143A Principles of Operating Systems

In this assignment you'll increase the maximum size of an xv6 file. Currently xv6 files are limited to 140 sectors, or 71,680 bytes. This limit comes from the fact that an xv6 inode contains 12 "direct" block numbers and one "singly-indirect" block number, which refers to a block that holds up to 128 more block numbers, for a total of 12+128=140. You'll change the xv6 file system code to support a "triply-indirect" block in each inode, containing 128 addresses of doubly-indirect blocks, each of which can contain up to 16384 addresses of data blocks.

Question 1
Using the triple indirect system what is the maximum number of blocks one inode can address?
This corresponds to how many bytes on disk?

Question 2

If we were to implement a doubly-indirect system instead of a triple-indirect system what would be the maximum number of blocks one inode could address?
This corresponds to how many bytes on disk?

Preliminaries

mkfs initializes the file system to have fewer than 1000 free data blocks, too few to show off the changes you'll make. Modify the code at the start of param.h to read (thats 128*128*128 blocks or 1GB)

You don't really need 1GB since we only be writing 160MB of data, so you can play with this number if generating a file system take too long. Note:
During make mkfs.c has to build a 1GB File system. This takes some time, sometimes up to a minute depening on the machine, be patient.

Download big.c into your xv6 directory, add them to the UPROGS list (same as you did for ps), start up xv6, and run big. It writes 4 files: 16MB, 32MB, 48MB, and 64MB, and then reads them --- this will help you to test your solution. Big writes 1mb at a time, which is significantly faster (and yet it takes quite a bit of time).

What to Look At

Note
Since you're using a triple indirect systemyou will have to add more defines to fs.h.

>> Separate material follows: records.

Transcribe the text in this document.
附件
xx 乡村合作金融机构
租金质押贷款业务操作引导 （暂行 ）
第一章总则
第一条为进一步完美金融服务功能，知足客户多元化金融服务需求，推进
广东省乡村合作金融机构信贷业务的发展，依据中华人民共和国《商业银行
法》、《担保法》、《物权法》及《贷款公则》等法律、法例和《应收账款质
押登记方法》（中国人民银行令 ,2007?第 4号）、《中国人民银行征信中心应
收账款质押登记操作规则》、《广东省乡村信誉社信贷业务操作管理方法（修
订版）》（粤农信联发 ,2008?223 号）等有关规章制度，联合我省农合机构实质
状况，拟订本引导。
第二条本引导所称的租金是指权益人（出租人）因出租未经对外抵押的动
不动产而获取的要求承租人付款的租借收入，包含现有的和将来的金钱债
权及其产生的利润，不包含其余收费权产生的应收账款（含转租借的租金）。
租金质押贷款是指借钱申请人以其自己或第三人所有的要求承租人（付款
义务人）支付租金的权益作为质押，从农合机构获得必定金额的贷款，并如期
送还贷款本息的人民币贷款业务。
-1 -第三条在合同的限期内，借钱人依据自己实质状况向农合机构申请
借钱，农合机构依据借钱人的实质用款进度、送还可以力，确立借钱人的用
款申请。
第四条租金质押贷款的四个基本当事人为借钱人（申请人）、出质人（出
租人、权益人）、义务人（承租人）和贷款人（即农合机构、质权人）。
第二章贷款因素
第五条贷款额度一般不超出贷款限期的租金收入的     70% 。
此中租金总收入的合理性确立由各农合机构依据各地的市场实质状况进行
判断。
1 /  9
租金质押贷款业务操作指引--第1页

The code that finds a file's data on disk is in bmap() in fs.c. Have a look at it and make sure you understand what it's doing. bmap() is called both when reading and writing a file. When writing, bmap() allocates new blocks as needed to hold file content, as well as allocating an indirect block if needed to hold block addresses.

bmap() deals with two kinds of block numbers. The bn argument is a "logical block" -- a block number relative to the start of the file. The block numbers in ip->addrs[], and the argument to bread(), are disk block numbers. You can view bmap() as mapping a file's logical block numbers into disk block numbers.

Your Job

One thing to remember is each entry with a ... points to a table as well, I just couldn't make the graph in ascii like that.
Another way to think about it is a 3D array table[128][128][128].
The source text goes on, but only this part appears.